Let me go over a few maddeningly unchanging facts, with a few opinions thrown in for good color commentary. Much of this many of you will already know, but, as with all political issues, sometimes it is helpful to restate the obvious in order to accentuate the corresponding lack of progress.
1. We are the only developed country to carve out psychiatric care to for-profit insurers. Thus, although much of our health insurance payers are non-profit (Blue Cross, for example) we see fit as a culture to allow for-profit, private companies to "manage" a significant portion of our health.
2. These for-profit companies have a major obligation to their board to deliver the most "cost efficient" - read, "cheapest" - care possible. By definition (i.e., "for-profit") these companies must make the most money possible in the least amount of time. I don' think this is necessarily immoral. If you are "for-profit," then your job is to profit. I need to make more than I spend to take care of my family; that's how you make a living. I just find the juxtaposition of these payers with my work at best tacky, impersonal, and inconsistent, and at worse, down-right horrific.
3. Folks are tied to their insurers through their work. As work changes, so changes their insurance for health care. With every change in insurance, there are corresponding changes in mental health insurance as well.
4. Since folks are changing jobs a lot these days, they are also changing insurance. This means that in order to turn a profit, the for-profit mental health payers can make the most money by, to put it bluntly, stalling. Every little barrier to care saves money, and believe me, the barriers have increased dramatically over the last few months. People move onto to other insurers, and if the companies can create enough barriers, people whose very suffering makes them more prone to give up will go on suffering and cost a given mental health carve-out less money than if services were more readily available.
Thankfully, some of these ongoing circumstances lead to the long-awaited passage of Federal Mental Health Parity in this country. This development was loudly applauded at a recent meeting I attended in England discussing international approaches to reducing stigma in public and professional perceptions of mental health.

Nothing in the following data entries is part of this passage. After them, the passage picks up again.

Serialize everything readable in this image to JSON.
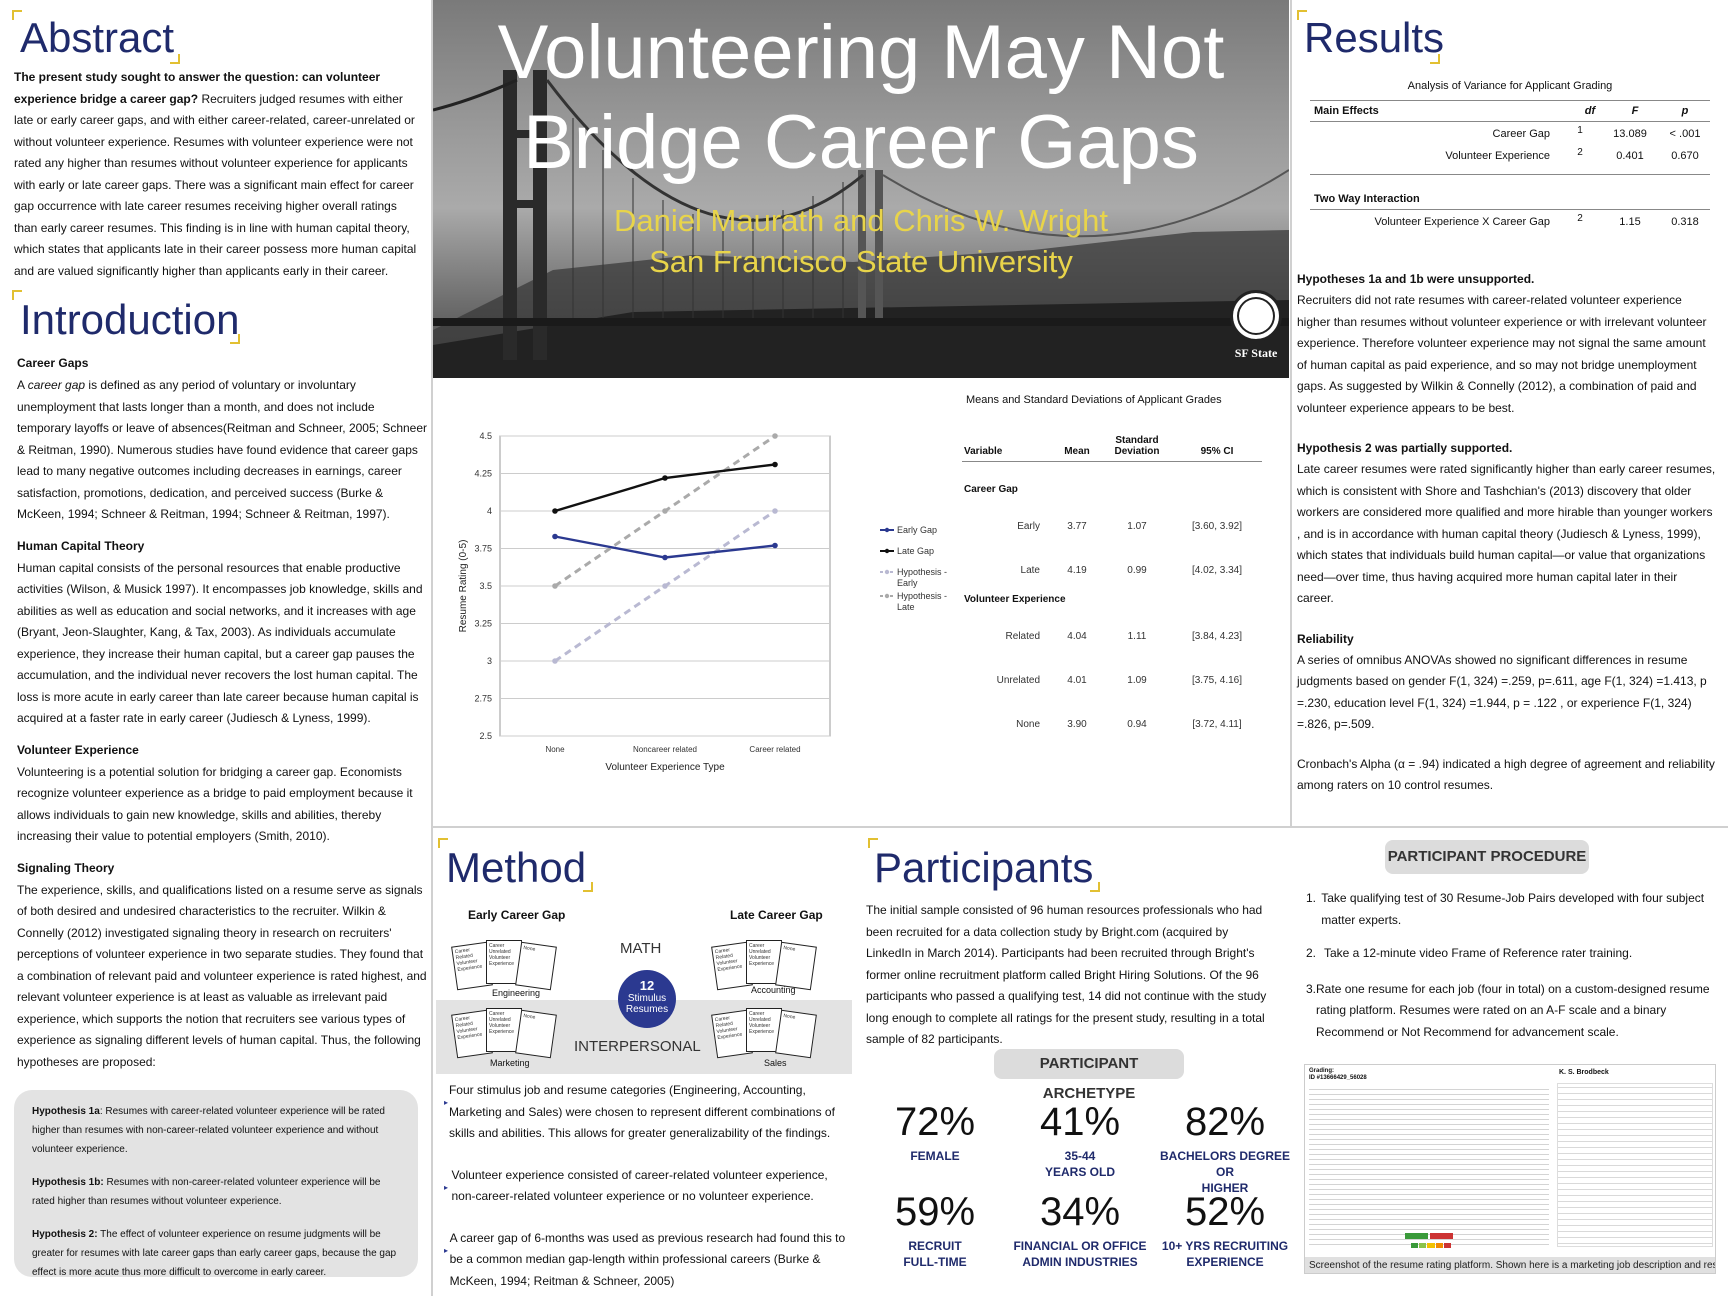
{
  "abstract": {
    "heading": "Abstract",
    "lead": "The present study sought to answer the question: can volunteer experience bridge a career gap?",
    "text": "Recruiters judged resumes with either late or early career gaps, and with either career-related, career-unrelated or without volunteer experience.  Resumes with volunteer experience were not rated any higher than resumes without volunteer experience for applicants with early or late career gaps. There was a significant main effect for career gap occurrence with late career resumes receiving higher overall ratings than early career resumes. This finding is in line with human capital theory, which states that applicants late in their career possess more human capital and are valued significantly higher than applicants early in their career."
  },
  "intro": {
    "heading": "Introduction",
    "s1_title": "Career Gaps",
    "s1_a": "A ",
    "s1_em": "career gap",
    "s1_b": " is defined as any period of voluntary or involuntary unemployment that lasts longer than a month, and does not include temporary layoffs or leave of absences(Reitman and Schneer, 2005; Schneer & Reitman, 1990).  Numerous studies have found evidence that career gaps lead to many negative outcomes including decreases in earnings, career satisfaction, promotions, dedication, and perceived success (Burke & McKeen, 1994; Schneer & Reitman, 1994; Schneer & Reitman, 1997).",
    "s2_title": "Human Capital Theory",
    "s2": "Human capital consists of the personal resources that enable productive activities (Wilson, & Musick 1997). It encompasses job knowledge, skills and abilities as well as education and social networks, and it increases with age (Bryant, Jeon-Slaughter, Kang, & Tax, 2003).  As individuals accumulate experience, they increase their human capital, but a career gap pauses the accumulation, and the individual never recovers the lost human capital.  The loss is more acute in early career than late career because human capital is acquired at a faster rate in early career (Judiesch & Lyness, 1999).",
    "s3_title": "Volunteer Experience",
    "s3": "Volunteering is a potential solution for bridging a career gap.  Economists recognize volunteer experience as a bridge to paid employment because it allows individuals to gain new knowledge, skills and abilities, thereby increasing their value to potential employers (Smith, 2010).",
    "s4_title": "Signaling Theory",
    "s4": "The experience, skills, and qualifications listed on a resume serve as signals of both desired and undesired characteristics to the recruiter.  Wilkin & Connelly (2012) investigated signaling theory in research on recruiters' perceptions of volunteer experience in two separate studies.  They found that a combination of relevant paid and volunteer experience is rated highest, and relevant volunteer experience is at least as valuable as irrelevant paid experience, which supports the notion that recruiters see various types of experience as signaling different levels of human capital.  Thus, the following hypotheses are proposed:",
    "h1a_label": "Hypothesis 1a",
    "h1a": ": Resumes with career-related volunteer experience will be rated higher than resumes with non-career-related volunteer experience and without volunteer experience.",
    "h1b_label": "Hypothesis 1b:",
    "h1b": " Resumes with non-career-related volunteer experience will be rated higher than resumes without volunteer experience.",
    "h2_label": "Hypothesis 2:",
    "h2": " The effect of volunteer experience on resume judgments will be greater for resumes with late career gaps than early career gaps, because the gap effect is more acute thus more difficult to overcome in early career."
  },
  "banner": {
    "title_line1": "Volunteering May Not",
    "title_line2": "Bridge Career Gaps",
    "authors": "Daniel Maurath and Chris W. Wright",
    "university": "San Francisco State University",
    "logo_text": "SF State"
  },
  "chart_data": {
    "type": "line",
    "categories": [
      "None",
      "Noncareer related",
      "Career related"
    ],
    "xlabel": "Volunteer Experience Type",
    "ylabel": "Resume Rating (0-5)",
    "ylim": [
      2.5,
      4.5
    ],
    "yticks": [
      "2.5",
      "2.75",
      "3",
      "3.25",
      "3.5",
      "3.75",
      "4",
      "4.25",
      "4.5"
    ],
    "series": [
      {
        "name": "Early Gap",
        "values": [
          3.83,
          3.69,
          3.77
        ],
        "color": "#2b3990",
        "dash": false
      },
      {
        "name": "Late Gap",
        "values": [
          4.0,
          4.22,
          4.31
        ],
        "color": "#111111",
        "dash": false
      },
      {
        "name": "Hypothesis - Early",
        "values": [
          3.0,
          3.5,
          4.0
        ],
        "color": "#b9b9d2",
        "dash": true
      },
      {
        "name": "Hypothesis - Late",
        "values": [
          3.5,
          4.0,
          4.5
        ],
        "color": "#aaaaaa",
        "dash": true
      }
    ]
  },
  "means_table": {
    "title": "Means and Standard Deviations of Applicant Grades",
    "headers": [
      "Variable",
      "Mean",
      "Standard Deviation",
      "95% CI"
    ],
    "group1": "Career Gap",
    "rows1": [
      [
        "Early",
        "3.77",
        "1.07",
        "[3.60, 3.92]"
      ],
      [
        "Late",
        "4.19",
        "0.99",
        "[4.02, 3.34]"
      ]
    ],
    "group2": "Volunteer Experience",
    "rows2": [
      [
        "Related",
        "4.04",
        "1.11",
        "[3.84, 4.23]"
      ],
      [
        "Unrelated",
        "4.01",
        "1.09",
        "[3.75, 4.16]"
      ],
      [
        "None",
        "3.90",
        "0.94",
        "[3.72, 4.11]"
      ]
    ]
  },
  "results": {
    "heading": "Results",
    "anova_title": "Analysis of Variance for Applicant Grading",
    "main_effects": "Main Effects",
    "col_df": "df",
    "col_f": "F",
    "col_p": "p",
    "me_rows": [
      [
        "Career Gap",
        "1",
        "13.089",
        "< .001"
      ],
      [
        "Volunteer Experience",
        "2",
        "0.401",
        "0.670"
      ]
    ],
    "interaction_title": "Two Way Interaction",
    "int_row": [
      "Volunteer Experience X Career Gap",
      "2",
      "1.15",
      "0.318"
    ],
    "h1_title": "Hypotheses 1a and 1b were unsupported.",
    "h1_text": "Recruiters did not rate resumes with career-related volunteer experience higher than resumes without volunteer experience or with irrelevant volunteer experience. Therefore volunteer experience may not signal the same amount of human capital as paid experience, and so may not bridge unemployment gaps. As suggested by Wilkin & Connelly (2012), a combination of paid and volunteer experience appears to be best.",
    "h2_title": "Hypothesis 2 was partially supported.",
    "h2_text": "Late career resumes were rated significantly higher than early career resumes, which is consistent with Shore and Tashchian's (2013) discovery that older workers are considered more qualified and more hirable than younger workers , and is in accordance with human capital theory (Judiesch & Lyness, 1999), which states that individuals build human capital—or value that organizations need—over time, thus having acquired more human capital later in their career.",
    "rel_title": "Reliability",
    "rel_text": "A series of omnibus ANOVAs showed no significant differences in resume judgments based on gender F(1, 324) =.259,  p=.611, age F(1, 324) =1.413, p =.230,  education level F(1, 324) =1.944, p = .122 , or experience F(1, 324) =.826, p=.509.",
    "alpha_text": "Cronbach's Alpha (α = .94) indicated a high degree of agreement and reliability among raters on 10 control resumes."
  },
  "method": {
    "heading": "Method",
    "early_label": "Early Career Gap",
    "late_label": "Late Career Gap",
    "math": "MATH",
    "interpersonal": "INTERPERSONAL",
    "circle_num": "12",
    "circle_text1": "Stimulus",
    "circle_text2": "Resumes",
    "eng": "Engineering",
    "acc": "Accounting",
    "mkt": "Marketing",
    "sal": "Sales",
    "card1": "Career Related Volunteer Experience",
    "card2": "Career Unrelated Volunteer Experience",
    "card3": "None",
    "b1": "Four stimulus job and resume categories (Engineering, Accounting, Marketing and Sales) were chosen to represent different combinations of skills and abilities. This allows for greater generalizability of the findings.",
    "b2": "Volunteer experience consisted of career-related volunteer experience, non-career-related volunteer experience or no volunteer experience.",
    "b3": "A career gap of 6-months was used as previous research had found this to be a common median gap-length within professional careers (Burke & McKeen, 1994; Reitman & Schneer, 2005)"
  },
  "participants": {
    "heading": "Participants",
    "text": "The initial sample consisted of 96 human resources professionals who had been recruited for a data collection study by Bright.com (acquired by LinkedIn in March 2014). Participants had been recruited through Bright's former online recruitment platform called Bright Hiring Solutions. Of the 96 participants who passed a qualifying test, 14 did not continue with the study long enough to complete all ratings for the present study, resulting in a total sample of 82 participants.",
    "archetype": "PARTICIPANT ARCHETYPE",
    "stats": [
      {
        "pct": "72%",
        "l1": "FEMALE",
        "l2": ""
      },
      {
        "pct": "41%",
        "l1": "35-44",
        "l2": "YEARS OLD"
      },
      {
        "pct": "82%",
        "l1": "BACHELORS DEGREE OR",
        "l2": "HIGHER"
      },
      {
        "pct": "59%",
        "l1": "RECRUIT",
        "l2": "FULL-TIME"
      },
      {
        "pct": "34%",
        "l1": "FINANCIAL OR OFFICE",
        "l2": "ADMIN INDUSTRIES"
      },
      {
        "pct": "52%",
        "l1": "10+ YRS RECRUITING",
        "l2": "EXPERIENCE"
      }
    ]
  },
  "procedure": {
    "heading": "PARTICIPANT PROCEDURE",
    "steps": [
      "Take qualifying test of 30 Resume-Job Pairs developed with four subject matter experts.",
      "Take a 12-minute video Frame of Reference rater training.",
      "Rate one resume for each job (four in total) on a custom-designed resume rating platform. Resumes were rated on an A-F scale and a binary Recommend or Not Recommend for advancement scale."
    ],
    "shot_grading": "Grading:",
    "shot_id": "ID #13666429_56028",
    "shot_name": "K. S. Brodbeck",
    "caption": "Screenshot of the resume rating platform. Shown here is a marketing job description and resume"
  }
}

Part of the reason a bunch of international academics who study stigma were interested involves current research that psychiatric insurance carve-outs have a significant attitudinal consequence among medical students and other current and future health care providers. Many have gotten the impression that because our culture has deemed it legitimate to carve out psychiatric care and thus make it more difficult to receive needed services, then there must be some validity to the prejudice and short shrift that psychiatric suffering itself receives in our country. This has been studied and documented.
All of this is akin to shopping at Whole Foods for all of your medical care and then bopping into 7-11 for some beef jerky and a soda when feeding your psychiatric needs.

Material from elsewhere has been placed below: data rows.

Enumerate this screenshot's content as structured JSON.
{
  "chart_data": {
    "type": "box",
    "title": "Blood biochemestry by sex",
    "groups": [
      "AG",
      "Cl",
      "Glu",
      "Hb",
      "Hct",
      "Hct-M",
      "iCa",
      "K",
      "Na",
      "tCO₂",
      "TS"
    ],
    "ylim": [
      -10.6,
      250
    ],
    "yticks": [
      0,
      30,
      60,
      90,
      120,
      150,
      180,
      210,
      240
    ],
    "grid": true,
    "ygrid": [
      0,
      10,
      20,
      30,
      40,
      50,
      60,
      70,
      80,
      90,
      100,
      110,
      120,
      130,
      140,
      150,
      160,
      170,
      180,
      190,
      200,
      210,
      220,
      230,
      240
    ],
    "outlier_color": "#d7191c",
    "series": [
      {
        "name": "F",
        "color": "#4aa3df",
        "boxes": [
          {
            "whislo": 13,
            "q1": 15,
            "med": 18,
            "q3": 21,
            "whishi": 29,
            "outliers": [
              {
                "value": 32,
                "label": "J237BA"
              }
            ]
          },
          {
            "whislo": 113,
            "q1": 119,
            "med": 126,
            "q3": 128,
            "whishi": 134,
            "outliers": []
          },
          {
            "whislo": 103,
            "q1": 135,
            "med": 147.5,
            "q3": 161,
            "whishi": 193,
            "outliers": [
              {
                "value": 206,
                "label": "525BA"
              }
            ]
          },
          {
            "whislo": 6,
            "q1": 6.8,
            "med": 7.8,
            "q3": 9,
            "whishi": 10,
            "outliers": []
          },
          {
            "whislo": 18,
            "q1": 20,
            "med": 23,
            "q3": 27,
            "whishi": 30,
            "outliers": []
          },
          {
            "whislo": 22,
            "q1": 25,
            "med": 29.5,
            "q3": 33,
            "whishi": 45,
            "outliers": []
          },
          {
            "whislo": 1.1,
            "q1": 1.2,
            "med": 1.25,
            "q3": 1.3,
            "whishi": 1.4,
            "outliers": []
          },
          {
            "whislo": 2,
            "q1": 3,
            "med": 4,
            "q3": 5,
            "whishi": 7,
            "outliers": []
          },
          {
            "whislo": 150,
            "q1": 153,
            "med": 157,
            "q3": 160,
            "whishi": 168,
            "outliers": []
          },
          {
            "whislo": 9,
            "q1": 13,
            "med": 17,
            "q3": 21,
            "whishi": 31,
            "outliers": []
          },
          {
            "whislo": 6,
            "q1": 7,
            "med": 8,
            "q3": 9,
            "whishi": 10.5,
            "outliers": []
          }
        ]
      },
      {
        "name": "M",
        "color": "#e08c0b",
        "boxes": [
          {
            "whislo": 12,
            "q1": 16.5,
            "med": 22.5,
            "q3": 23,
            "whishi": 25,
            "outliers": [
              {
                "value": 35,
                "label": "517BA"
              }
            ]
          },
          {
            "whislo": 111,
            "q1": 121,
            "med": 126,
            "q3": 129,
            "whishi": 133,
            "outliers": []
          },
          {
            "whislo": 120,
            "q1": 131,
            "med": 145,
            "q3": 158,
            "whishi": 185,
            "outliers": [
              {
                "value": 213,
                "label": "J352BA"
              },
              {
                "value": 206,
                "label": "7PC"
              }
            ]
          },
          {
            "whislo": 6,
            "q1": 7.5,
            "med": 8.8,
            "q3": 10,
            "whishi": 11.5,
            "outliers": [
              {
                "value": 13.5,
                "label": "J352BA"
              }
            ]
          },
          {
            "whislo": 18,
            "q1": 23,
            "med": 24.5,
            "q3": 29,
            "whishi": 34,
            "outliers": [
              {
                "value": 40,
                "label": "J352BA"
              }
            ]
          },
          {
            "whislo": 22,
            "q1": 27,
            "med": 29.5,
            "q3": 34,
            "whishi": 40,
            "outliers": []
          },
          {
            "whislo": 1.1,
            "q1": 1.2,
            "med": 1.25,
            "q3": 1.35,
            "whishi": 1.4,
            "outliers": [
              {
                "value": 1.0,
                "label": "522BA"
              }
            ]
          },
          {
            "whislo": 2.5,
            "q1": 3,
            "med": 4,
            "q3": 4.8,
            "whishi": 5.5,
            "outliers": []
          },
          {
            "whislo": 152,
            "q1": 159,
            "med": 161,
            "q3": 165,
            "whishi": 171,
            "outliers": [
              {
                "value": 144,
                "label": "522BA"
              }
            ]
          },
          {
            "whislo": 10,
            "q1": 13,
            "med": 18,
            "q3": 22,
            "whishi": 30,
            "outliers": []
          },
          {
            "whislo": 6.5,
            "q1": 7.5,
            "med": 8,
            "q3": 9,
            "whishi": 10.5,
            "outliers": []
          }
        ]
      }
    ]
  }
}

And, boy, am I worried that things are going to get worse. Things will certainly look economically bleaker before they get better, and these very stressors that lead to increased psychiatric illness are likely also to lead our enlightened policy makers, once again, to cut costs in the psychiatric arena in an effort to save a few bucks.
If you're lucky, you haven't had to directly confront these issues. However, given the amount of psychiatric and psychological suffering, the odds are that if you haven't been down this Byzantine path, someone you care about has. They just haven't told you, potentially because the very barriers to care that they've encountered make them feel ashamed of needing the care in the first place. This reaction has also been documented.
I have watched, over the last two months alone, the amount of regulatory oversight into my work mushroom to new heights. Although I prefer my posts to be more light-hearted, I find it hard to scrape levity from the increasingly nasty practice of telling people I don't know all about patients for whom I care deeply and then having the people I don't know read off a series of questions, like Stepford reviewers, and then at first deny care.
It is a game. They know they'll approve care. I know they'll approve care. There's a script we follow, like actors in a failing Kabuki theater heading down an inevitable path while the audience chuckles sadly at our seeming inability to just arrive at the last scene without all the drama in between.
"I'll have to have you talk to our doctor on call," they say eventually. "Thanks," I say back. (My script allows for little more here, though the language of my unspoken affect is more colorful if not fit for all audiences...). The doctor-on-call comes on the phone, sitting someplace, I imagine, or perhaps working out on the stair-master. Maybe he or she is wearing a bathrobe. I don't have any idea who I am talking to, how they can assess my patient whom they've never met, and how they determine proper care from their kingdom of pre-approval. Usually things go OK and treatment is approved, except it can take as long as a few days, and by the end of all that, I feel pretty beat up and genuinely saddened. What a message to convey to our culture, that all of this is necessary to validate a certain kind of suffering.
I am all for cost oversight. I just think we can do it better and more humanely.
At the end of the day, this is stigma, formally defined as an explicitly visible sign, a stigmata, that confirms shame on those who show it. We have sanctioned this stigma for way too long, and the stage is now set, as we rebuild our increasingly dysfunctional health care system, to get this right. It is our ethical as well as our economical imperative, and I would put the priorities in exactly that order.